Techniques Used in Smishing

Webroot identified some techniques commonly used by smishers:

• Trigger the download of a malicious app: Attackers can use malicious links to trigger the automatic download of malicious apps on victims’ mobile devices. Those apps could then deploy ransomware or enable nefarious actors to remotely control their devices.
• Link to data-stealing forms: Attackers could leverage a text message along with deceptive phishing techniques to trick users into clicking a malicious link. The campaign could then redirect them to a website designed to steal their personal information.

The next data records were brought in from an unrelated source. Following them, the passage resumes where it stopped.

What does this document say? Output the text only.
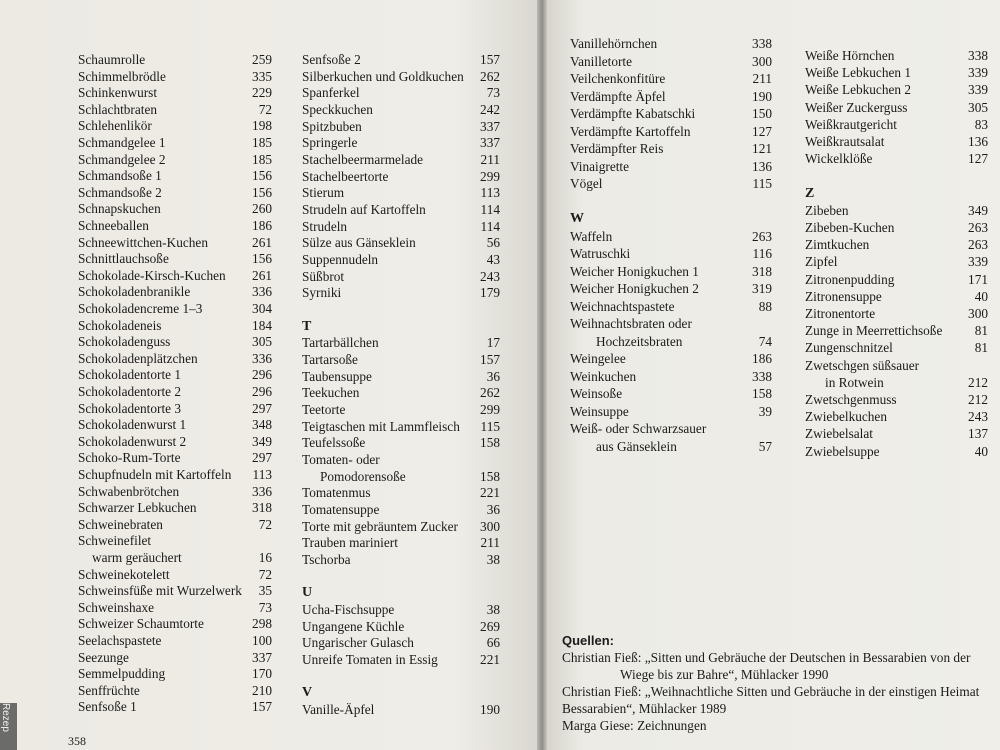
Schaumrolle	259
Schimmelbrödle	335
Schinkenwurst	229
Schlachtbraten	72
Schlehenlikör	198
Schmandgelee 1	185
Schmandgelee 2	185
Schmandsoße 1	156
Schmandsoße 2	156
Schnapskuchen	260
Schneeballen	186
Schneewittchen-Kuchen	261
Schnittlauchsoße	156
Schokolade-Kirsch-Kuchen	261
Schokoladenbranikle	336
Schokoladencreme 1–3	304
Schokoladeneis	184
Schokoladenguss	305
Schokoladenplätzchen	336
Schokoladentorte 1	296
Schokoladentorte 2	296
Schokoladentorte 3	297
Schokoladenwurst 1	348
Schokoladenwurst 2	349
Schoko-Rum-Torte	297
Schupfnudeln mit Kartoffeln	113
Schwabenbrötchen	336
Schwarzer Lebkuchen	318
Schweinebraten	72
Schweinefilet
warm geräuchert	16
Schweinekotelett	72
Schweinsfüße mit Wurzelwerk	35
Schweinshaxe	73
Schweizer Schaumtorte	298
Seelachspastete	100
Seezunge	337
Semmelpudding	170
Senffrüchte	210
Senfsoße 1	157
Senfsoße 2	157
Silberkuchen und Goldkuchen	262
Spanferkel	73
Speckkuchen	242
Spitzbuben	337
Springerle	337
Stachelbeermarmelade	211
Stachelbeertorte	299
Stierum	113
Strudeln auf Kartoffeln	114
Strudeln	114
Sülze aus Gänseklein	56
Suppennudeln	43
Süßbrot	243
Syrniki	179
T
Tartarbällchen	17
Tartarsoße	157
Taubensuppe	36
Teekuchen	262
Teetorte	299
Teigtaschen mit Lammfleisch	115
Teufelssoße	158
Tomaten- oder
Pomodorensoße	158
Tomatenmus	221
Tomatensuppe	36
Torte mit gebräuntem Zucker	300
Trauben mariniert	211
Tschorba	38
U
Ucha-Fischsuppe	38
Ungangene Küchle	269
Ungarischer Gulasch	66
Unreife Tomaten in Essig	221
V
Vanille-Äpfel	190
Rezep
358
Vanillehörnchen	338
Vanilletorte	300
Veilchenkonfitüre	211
Verdämpfte Äpfel	190
Verdämpfte Kabatschki	150
Verdämpfte Kartoffeln	127
Verdämpfter Reis	121
Vinaigrette	136
Vögel	115
W
Waffeln	263
Watruschki	116
Weicher Honigkuchen 1	318
Weicher Honigkuchen 2	319
Weichnachtspastete	88
Weihnachtsbraten oder
Hochzeitsbraten	74
Weingelee	186
Weinkuchen	338
Weinsoße	158
Weinsuppe	39
Weiß- oder Schwarzsauer
aus Gänseklein	57
Weiße Hörnchen	338
Weiße Lebkuchen 1	339
Weiße Lebkuchen 2	339
Weißer Zuckerguss	305
Weißkrautgericht	83
Weißkrautsalat	136
Wickelklöße	127
Z
Zibeben	349
Zibeben-Kuchen	263
Zimtkuchen	263
Zipfel	339
Zitronenpudding	171
Zitronensuppe	40
Zitronentorte	300
Zunge in Meerrettichsoße	81
Zungenschnitzel	81
Zwetschgen süßsauer
in Rotwein	212
Zwetschgenmuss	212
Zwiebelkuchen	243
Zwiebelsalat	137
Zwiebelsuppe	40
Quellen:
Christian Fieß: „Sitten und Gebräuche der Deutschen in Bessarabien von der
Wiege bis zur Bahre“, Mühlacker 1990
Christian Fieß: „Weihnachtliche Sitten und Gebräuche in der einstigen Heimat
Bessarabien“, Mühlacker 1989
Marga Giese: Zeichnungen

• Instruct the user to contact tech support: With this type of attack tactic, malicious actors send out text messages that instruct recipients to contact a number for customer support. The scammer will then masquerade as a legitimate customer service representative and attempt to trick the victim into handing over their personal data.

Examples of Smishing Attacks

News emerged in the middle of September of a Smishing Campaign that used the United States Post Office (USPS) as a lure. The operation’s attack SMS messages informed recipients that they needed to view some important information about an upcoming USPS delivery. Clicking on the link led them to various locations including a fake casino game as well as a website designed to steal visitors’ Google account credentials.

It was a short time later when Naked Security released a report of a smishing campaign targeting Apple fans. The SMS messages appeared as though they had arrived at the wrong number, and they used a fake Apple chatbot to inform the recipient that they had won the chance to be part of Apple’s 2020 Testing Program and test the new iPhone 12. This campaign ultimately instructed victims to pay a delivery charge. In actuality, the operation simply used a fake web portal to steal its victims’ payment card credentials.

How to Defend Against Smishing

Users can help defend against smishing attacks by researching unknown phone numbers thoroughly and by calling the company named in the messages if they have any doubts.